Saul dan suratnya sampai kepada Samuel, seorang hamba Tuhan yang sangat dihormati.
Selvaraj Sosaimanikam – Vatikan
Di klan Benmian, ada seorang pejuang kuat bernama Keezu. Ia memperanakkan Abiel bin Surur bin Pakhram, yang lahir dari pasangan Abijah Panaemion. Dia memiliki seorang putra muda yang tampan bernama Saul. Tidak ada seorang pun yang lebih cantik darinya di antara bani Israel. Dia lebih tinggi dari orang lain. Semua orang setinggi bahunya. Keledai Gez, ayah Saul, lenyap. Gez memanggil Saul, anaknya, dan berkata, “Bawalah seorang pelayan bersamamu dan carilah keledai-keledai itu.” Dia melewati Gunung Efraim dan wilayah Salisa. Aku rindu mereka; Salem pergi ke seluruh negeri. Mereka tidak ada di sana; Benjamin melewati negara itu. Mereka juga tidak terlihat di sana. Ketika mereka sampai di tanah Zebu, Saul berkata kepada hambanya, “Mari, kita kembali. Karena ayahku akan melupakan keledai-keledai itu dan mengkhawatirkan kami.”
Lalu hamba itu berkata: “Lihatlah, hamba Allah ada di kota ini. Dia pantas mendapatkan rasa hormat yang besar. Semua yang dia katakan masuk akal. Jadi ini dia. “Mungkin dia akan memberitahu kita jalan mana yang harus kita tempuh.” Lalu Saul berkata kepada hambanya, “Baiklah, mari kita pergi.” Tapi apa yang akan kita berikan padanya? Karena kami kehabisan roti di tas kami.

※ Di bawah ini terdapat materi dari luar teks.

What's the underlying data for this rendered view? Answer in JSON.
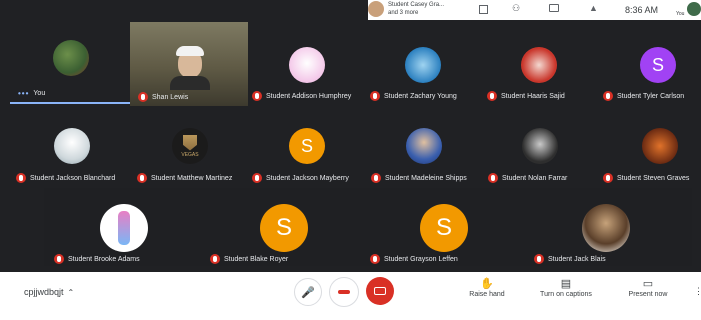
{
  "top_bar": {
    "presenter_line1": "Student Casey Gra...",
    "presenter_line2": "and 3 more",
    "time": "8:36 AM",
    "you_label": "You"
  },
  "participants": [
    {
      "id": "you",
      "name": "You",
      "type": "image",
      "active": true
    },
    {
      "id": "shan",
      "name": "Shan Lewis",
      "type": "video"
    },
    {
      "id": "addison",
      "name": "Student Addison Humphrey",
      "type": "image"
    },
    {
      "id": "zachary",
      "name": "Student Zachary Young",
      "type": "image"
    },
    {
      "id": "haaris",
      "name": "Student Haaris Sajid",
      "type": "image"
    },
    {
      "id": "tyler",
      "name": "Student Tyler Carlson",
      "type": "letter",
      "letter": "S",
      "color": "#a142f4"
    },
    {
      "id": "jackson_b",
      "name": "Student Jackson Blanchard",
      "type": "image"
    },
    {
      "id": "matthew",
      "name": "Student Matthew Martinez",
      "type": "image",
      "logo_text": "VEGAS"
    },
    {
      "id": "jackson_m",
      "name": "Student Jackson Mayberry",
      "type": "letter",
      "letter": "S",
      "color": "#f29900"
    },
    {
      "id": "madeleine",
      "name": "Student Madeleine Shipps",
      "type": "image"
    },
    {
      "id": "nolan",
      "name": "Student Nolan Farrar",
      "type": "image"
    },
    {
      "id": "steven",
      "name": "Student Steven Graves",
      "type": "image"
    },
    {
      "id": "brooke",
      "name": "Student Brooke Adams",
      "type": "image"
    },
    {
      "id": "blake",
      "name": "Student Blake Royer",
      "type": "letter",
      "letter": "S",
      "color": "#f29900"
    },
    {
      "id": "grayson",
      "name": "Student Grayson Leffen",
      "type": "letter",
      "letter": "S",
      "color": "#f29900"
    },
    {
      "id": "jack",
      "name": "Student Jack Blais",
      "type": "image"
    }
  ],
  "bottom_bar": {
    "meeting_code": "cpjjwdbqjt",
    "raise_hand": "Raise hand",
    "captions": "Turn on captions",
    "present": "Present now"
  },
  "colors": {
    "stage_bg": "#202124",
    "mute_red": "#d93025",
    "avatar_orange": "#f29900",
    "avatar_purple": "#a142f4",
    "active_blue": "#8ab4f8"
  }
}
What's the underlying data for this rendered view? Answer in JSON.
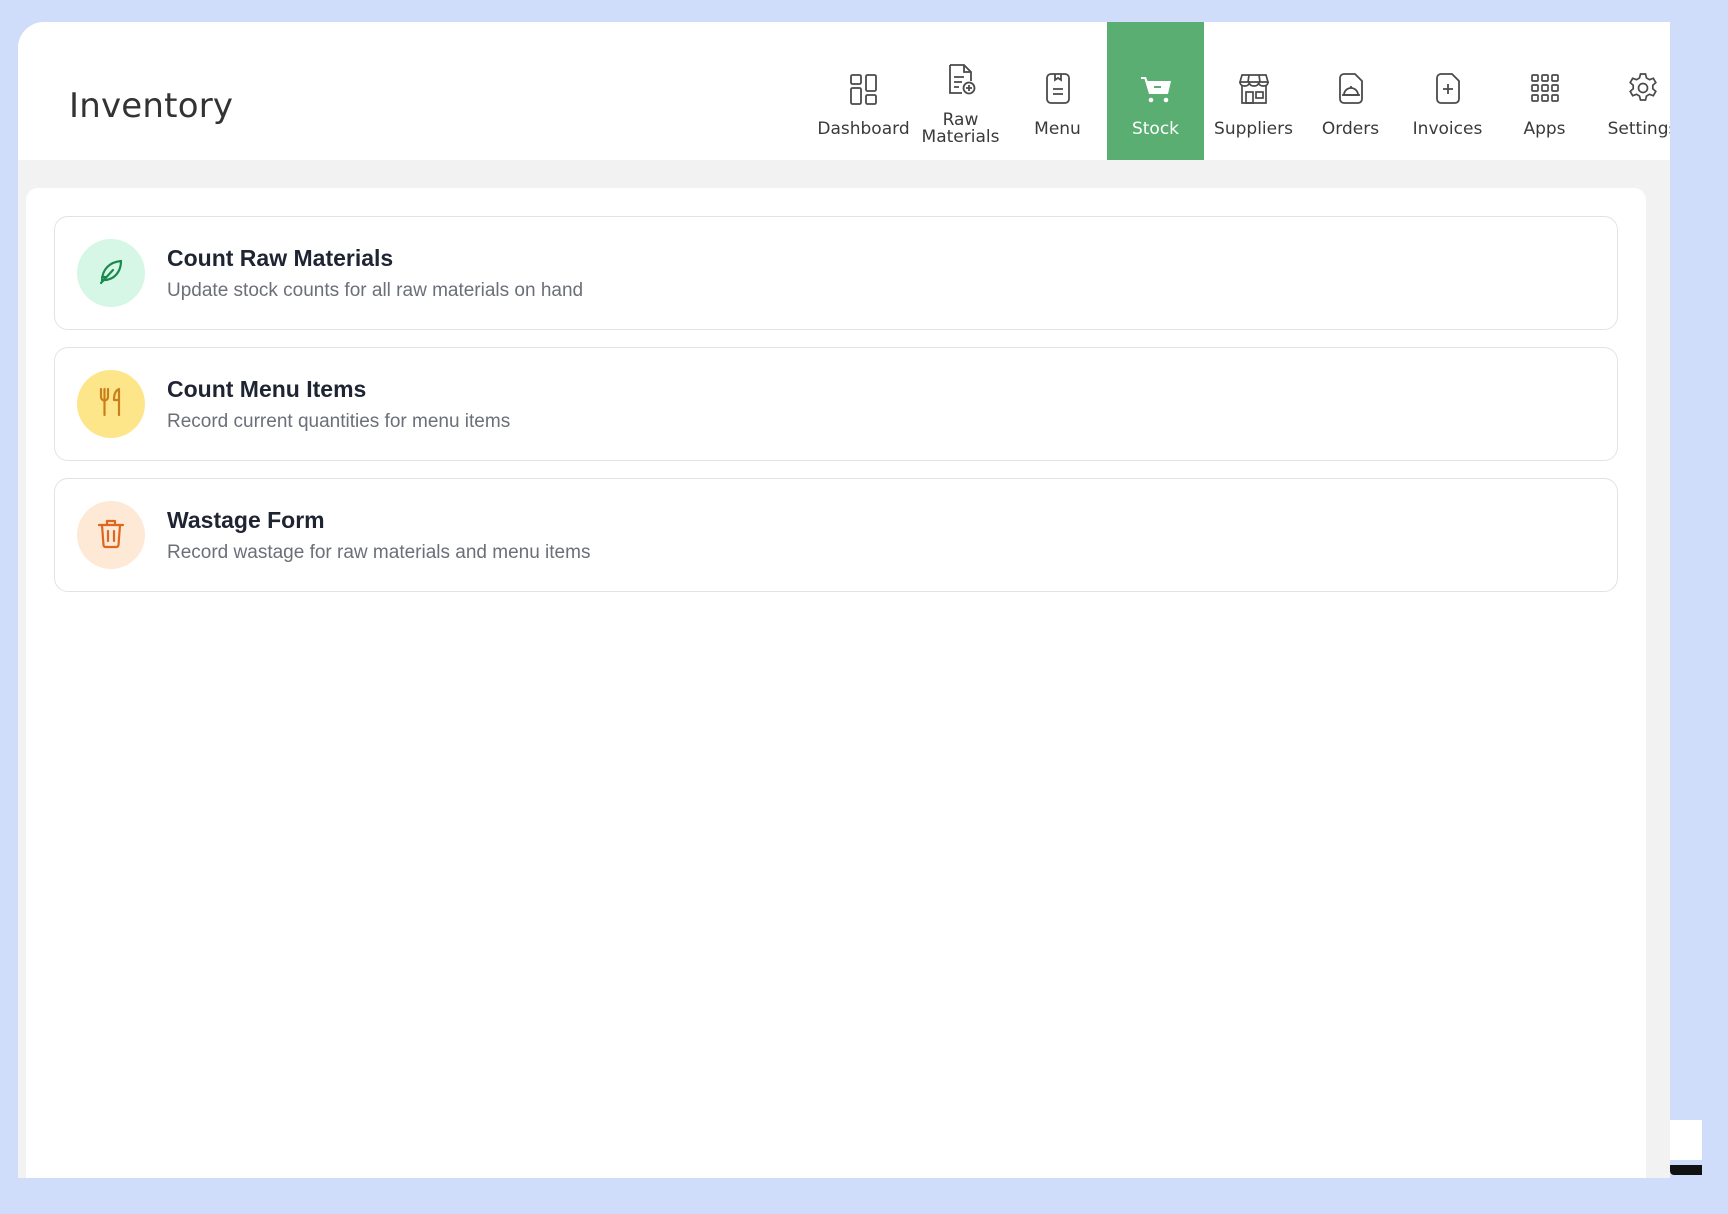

Hamba Tuhan tidak punya apa-apa untuk ditawarkan! Apa yang harus kita lakukan?” Katanya. Kemudian hamba itu berkata kepada Saul, “Lihat! Aku masih mempunyai tiga gram perak di dalam diriku. Aku akan memberikannya kepada hamba Tuhan. Dia akan menunjukkan jalan kita.”
“Praktisi Internet. Guru zombie total. Pecandu TV seumur hidup. Pelopor budaya pop yang rajin.”